Geoffrey Fowler s'est fait envoyer plusieurs achats. À chaque fois, le livreur a entrebâillé la porte juste assez pour poser le colis. Ils ne sont pour ainsi dire pas rentrés dans la maison. Le livreur valide ensuite le dépôt et la caméra verrouille la serrure. Amazon assure que les livreurs qui effectuent ces livraisons "in-home" sont la crème de la crème de ceux qu'elle emploie.
À quelques reprises les choses ne sont pas passées comme prévu. Il est arrivé que la plage horaire de passage ne soit pas respectée du tout. Ou alors c'est la serrure qui a eu du mal à se verrouiller. Amazon a constaté que l'installation sur la porte (assez ancienne) n'avait pas été faite correctement.

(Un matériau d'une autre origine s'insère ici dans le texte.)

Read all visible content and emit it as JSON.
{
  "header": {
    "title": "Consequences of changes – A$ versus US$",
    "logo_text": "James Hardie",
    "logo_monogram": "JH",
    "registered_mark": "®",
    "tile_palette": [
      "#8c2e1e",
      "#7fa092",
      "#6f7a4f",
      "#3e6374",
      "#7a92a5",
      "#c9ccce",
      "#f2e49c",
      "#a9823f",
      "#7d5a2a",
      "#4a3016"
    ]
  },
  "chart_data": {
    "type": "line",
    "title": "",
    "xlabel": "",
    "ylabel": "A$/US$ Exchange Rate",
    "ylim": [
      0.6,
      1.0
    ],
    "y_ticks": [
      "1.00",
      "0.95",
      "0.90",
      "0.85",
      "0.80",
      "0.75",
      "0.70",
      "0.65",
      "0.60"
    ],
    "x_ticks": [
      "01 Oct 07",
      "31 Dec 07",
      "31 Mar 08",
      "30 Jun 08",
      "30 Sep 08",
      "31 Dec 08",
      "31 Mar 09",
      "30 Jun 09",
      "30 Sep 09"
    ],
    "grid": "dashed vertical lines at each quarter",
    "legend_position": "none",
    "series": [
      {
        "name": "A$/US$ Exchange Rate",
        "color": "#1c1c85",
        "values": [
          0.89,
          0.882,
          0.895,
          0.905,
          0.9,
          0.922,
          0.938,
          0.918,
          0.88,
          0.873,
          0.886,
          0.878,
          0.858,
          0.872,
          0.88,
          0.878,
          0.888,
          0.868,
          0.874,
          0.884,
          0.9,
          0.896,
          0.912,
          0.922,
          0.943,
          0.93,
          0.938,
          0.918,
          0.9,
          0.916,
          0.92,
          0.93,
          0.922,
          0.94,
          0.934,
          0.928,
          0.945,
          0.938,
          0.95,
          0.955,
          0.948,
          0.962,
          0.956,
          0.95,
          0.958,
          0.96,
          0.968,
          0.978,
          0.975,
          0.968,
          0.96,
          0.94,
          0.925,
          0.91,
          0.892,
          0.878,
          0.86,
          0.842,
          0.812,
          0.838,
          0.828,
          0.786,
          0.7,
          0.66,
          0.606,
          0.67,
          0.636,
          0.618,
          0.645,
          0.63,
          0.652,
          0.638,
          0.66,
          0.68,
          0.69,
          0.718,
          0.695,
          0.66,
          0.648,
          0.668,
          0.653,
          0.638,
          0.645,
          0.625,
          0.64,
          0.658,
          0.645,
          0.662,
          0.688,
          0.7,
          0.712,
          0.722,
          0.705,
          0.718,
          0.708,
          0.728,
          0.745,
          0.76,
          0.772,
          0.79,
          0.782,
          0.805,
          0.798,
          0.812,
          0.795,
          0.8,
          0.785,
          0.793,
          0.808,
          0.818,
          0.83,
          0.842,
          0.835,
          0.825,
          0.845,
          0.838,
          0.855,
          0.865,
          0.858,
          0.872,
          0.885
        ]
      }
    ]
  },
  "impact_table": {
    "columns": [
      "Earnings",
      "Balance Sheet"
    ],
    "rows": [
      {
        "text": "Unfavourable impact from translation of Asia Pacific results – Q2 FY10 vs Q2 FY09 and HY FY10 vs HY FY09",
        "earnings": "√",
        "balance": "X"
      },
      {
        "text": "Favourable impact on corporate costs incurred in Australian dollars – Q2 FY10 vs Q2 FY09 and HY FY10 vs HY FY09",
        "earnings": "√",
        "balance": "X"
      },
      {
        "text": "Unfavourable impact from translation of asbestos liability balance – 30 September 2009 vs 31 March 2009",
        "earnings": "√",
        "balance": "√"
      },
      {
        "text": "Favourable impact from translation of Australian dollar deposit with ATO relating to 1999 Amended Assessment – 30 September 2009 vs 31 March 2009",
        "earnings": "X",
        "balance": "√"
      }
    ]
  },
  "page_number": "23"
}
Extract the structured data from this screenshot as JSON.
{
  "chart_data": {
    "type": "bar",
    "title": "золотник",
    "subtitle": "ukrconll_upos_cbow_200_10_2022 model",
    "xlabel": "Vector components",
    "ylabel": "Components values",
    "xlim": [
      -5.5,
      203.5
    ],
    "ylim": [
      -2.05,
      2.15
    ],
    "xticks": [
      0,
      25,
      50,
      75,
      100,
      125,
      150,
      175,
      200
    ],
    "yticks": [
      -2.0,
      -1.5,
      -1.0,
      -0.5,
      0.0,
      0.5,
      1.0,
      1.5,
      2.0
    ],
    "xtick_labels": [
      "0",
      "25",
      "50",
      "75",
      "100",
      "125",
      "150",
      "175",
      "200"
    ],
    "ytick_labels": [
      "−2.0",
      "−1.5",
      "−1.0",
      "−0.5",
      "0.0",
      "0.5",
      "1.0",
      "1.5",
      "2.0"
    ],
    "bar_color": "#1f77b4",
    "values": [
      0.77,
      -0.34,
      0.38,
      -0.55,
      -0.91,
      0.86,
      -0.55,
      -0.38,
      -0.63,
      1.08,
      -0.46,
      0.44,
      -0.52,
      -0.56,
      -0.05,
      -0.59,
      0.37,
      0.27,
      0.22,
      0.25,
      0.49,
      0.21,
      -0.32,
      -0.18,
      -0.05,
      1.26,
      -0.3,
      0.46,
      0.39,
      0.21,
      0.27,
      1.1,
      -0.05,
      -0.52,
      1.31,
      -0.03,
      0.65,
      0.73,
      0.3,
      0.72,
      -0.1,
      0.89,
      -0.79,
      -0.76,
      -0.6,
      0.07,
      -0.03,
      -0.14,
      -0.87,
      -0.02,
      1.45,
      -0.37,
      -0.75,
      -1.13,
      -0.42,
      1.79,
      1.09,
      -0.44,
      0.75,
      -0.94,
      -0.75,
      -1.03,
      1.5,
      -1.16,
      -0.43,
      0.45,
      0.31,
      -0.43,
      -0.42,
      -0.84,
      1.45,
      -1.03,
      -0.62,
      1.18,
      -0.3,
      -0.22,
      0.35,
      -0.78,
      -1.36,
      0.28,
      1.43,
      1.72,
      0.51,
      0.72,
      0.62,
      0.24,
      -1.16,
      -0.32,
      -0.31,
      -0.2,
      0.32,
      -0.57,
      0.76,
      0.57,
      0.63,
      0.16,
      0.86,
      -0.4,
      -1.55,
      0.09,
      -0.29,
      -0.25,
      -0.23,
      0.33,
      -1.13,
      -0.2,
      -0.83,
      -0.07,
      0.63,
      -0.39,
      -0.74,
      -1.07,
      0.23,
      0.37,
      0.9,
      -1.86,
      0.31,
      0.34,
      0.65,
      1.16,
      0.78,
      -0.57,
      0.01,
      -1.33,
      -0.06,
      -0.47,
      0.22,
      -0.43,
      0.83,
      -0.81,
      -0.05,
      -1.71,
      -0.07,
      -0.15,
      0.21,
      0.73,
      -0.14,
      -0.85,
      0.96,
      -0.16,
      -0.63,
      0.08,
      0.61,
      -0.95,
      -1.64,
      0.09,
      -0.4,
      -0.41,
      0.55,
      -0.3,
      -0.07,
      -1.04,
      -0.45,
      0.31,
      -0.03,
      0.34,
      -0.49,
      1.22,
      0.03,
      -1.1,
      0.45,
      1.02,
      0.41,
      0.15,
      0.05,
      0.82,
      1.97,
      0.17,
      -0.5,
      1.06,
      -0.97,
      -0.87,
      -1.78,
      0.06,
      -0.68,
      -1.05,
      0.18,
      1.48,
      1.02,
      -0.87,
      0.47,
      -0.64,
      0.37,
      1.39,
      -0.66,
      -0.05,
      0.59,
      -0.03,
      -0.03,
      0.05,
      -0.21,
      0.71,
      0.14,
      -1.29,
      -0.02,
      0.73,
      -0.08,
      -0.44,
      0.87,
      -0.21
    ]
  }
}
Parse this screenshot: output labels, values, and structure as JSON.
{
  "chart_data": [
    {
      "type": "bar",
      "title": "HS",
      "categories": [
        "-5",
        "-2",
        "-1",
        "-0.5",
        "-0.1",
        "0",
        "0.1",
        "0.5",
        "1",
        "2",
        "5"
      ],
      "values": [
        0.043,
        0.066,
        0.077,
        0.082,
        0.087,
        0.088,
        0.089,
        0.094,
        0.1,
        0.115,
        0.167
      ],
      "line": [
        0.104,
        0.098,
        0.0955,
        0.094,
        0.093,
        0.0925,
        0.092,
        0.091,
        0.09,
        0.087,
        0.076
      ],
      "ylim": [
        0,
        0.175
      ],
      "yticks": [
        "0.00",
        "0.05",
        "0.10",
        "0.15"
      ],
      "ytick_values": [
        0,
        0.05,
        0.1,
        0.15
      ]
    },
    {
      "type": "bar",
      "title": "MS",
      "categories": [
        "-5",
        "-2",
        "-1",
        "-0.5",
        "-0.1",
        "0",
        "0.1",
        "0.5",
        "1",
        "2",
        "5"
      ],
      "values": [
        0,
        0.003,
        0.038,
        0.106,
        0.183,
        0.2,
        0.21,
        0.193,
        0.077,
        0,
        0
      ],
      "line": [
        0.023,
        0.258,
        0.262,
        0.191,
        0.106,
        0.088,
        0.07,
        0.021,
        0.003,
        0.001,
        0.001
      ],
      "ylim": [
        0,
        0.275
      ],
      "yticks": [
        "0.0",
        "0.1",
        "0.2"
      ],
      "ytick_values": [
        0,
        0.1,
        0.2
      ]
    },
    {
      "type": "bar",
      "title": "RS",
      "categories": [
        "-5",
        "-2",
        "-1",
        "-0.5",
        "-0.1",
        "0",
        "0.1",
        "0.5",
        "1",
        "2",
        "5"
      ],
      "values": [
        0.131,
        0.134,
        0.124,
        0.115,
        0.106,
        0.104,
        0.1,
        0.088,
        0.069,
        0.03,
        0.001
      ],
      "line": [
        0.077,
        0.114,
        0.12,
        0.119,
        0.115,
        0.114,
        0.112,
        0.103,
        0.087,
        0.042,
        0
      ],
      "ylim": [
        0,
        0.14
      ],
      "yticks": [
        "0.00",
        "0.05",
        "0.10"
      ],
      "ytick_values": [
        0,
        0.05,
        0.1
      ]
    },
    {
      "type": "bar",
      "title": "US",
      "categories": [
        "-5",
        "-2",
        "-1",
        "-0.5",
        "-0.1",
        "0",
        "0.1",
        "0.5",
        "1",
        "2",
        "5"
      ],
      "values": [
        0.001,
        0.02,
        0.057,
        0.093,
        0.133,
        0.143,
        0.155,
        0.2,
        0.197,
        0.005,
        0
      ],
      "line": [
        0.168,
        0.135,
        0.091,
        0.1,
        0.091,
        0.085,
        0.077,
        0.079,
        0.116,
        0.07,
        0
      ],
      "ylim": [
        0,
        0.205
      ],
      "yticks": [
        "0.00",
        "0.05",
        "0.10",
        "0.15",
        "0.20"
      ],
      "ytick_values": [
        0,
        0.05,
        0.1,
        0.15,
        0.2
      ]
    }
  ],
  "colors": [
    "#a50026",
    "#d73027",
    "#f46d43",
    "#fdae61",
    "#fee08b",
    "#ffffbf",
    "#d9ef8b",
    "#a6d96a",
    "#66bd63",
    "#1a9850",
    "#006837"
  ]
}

Heureusement le livreur a insisté jusqu'à ce que le verrou électronique soit bien activé.
Dans l'intervalle, des failles de sécurité sont apparues dans le dispositif. L'une d'entre elles permettait, à distance, de déconnecter la caméra du réseau. Au lieu de le notifier à son propriétaire, la caméra se contentait de lui envoyer la dernière image qu'elle avait prise : celle d'une porte en apparence fermée. Comme dans un bon vieux film. Un livreur, hackeur et malintentionné, aurait pu rabattre la porte juste assez pour laisser croire qu'elle était close et, retourner dans l'appartement. Une fois hors du champ de vision il aurait pu relancer la caméra. Amazon a distribué une mise à jour qui alerte l'utilisateur lorsque la caméra est déconnectée (chose que font d'autres en standard).
Certains cas de figure sont aussi pris en compte : ce mode de livraison n'est pas possible si vous avez un animal de compagnie (qui pourrait s'échapper, profitant de l'entrebâillement de la porte) ou si le livreur entend aboyer dans la maison.
Plus que ces dysfonctionnements, c'est l'idée de confier les clefs de sa maison à Amazon qui a inquiété le testeur. Amazon nourrit de grandes ambitions pour ce service.
À l'avenir, des entreprises agréées et s'affichant sur sa plate-forme de vente pourront accéder à votre domicile de la même manière : celles de nettoyage, celles qui viennent promener les animaux et pourquoi pas les livreurs de Whole Foods Market, l'énorme chaîne de magasins bio que Jeff Bezos a acheté en juin dernier pour un peu plus de 13 milliards de dollars. Amazon promet 1 200 prestations dans 60 domaines d'activité dans les prochains mois.
« Lorsque vous mettez une serrure Amazon à votre porte, quelque chose de plus sournois se produit : Amazon prend le contrôle », prévient Geoffrey Fowler « Il veut devenir le système d'exploitation de votre foyer ».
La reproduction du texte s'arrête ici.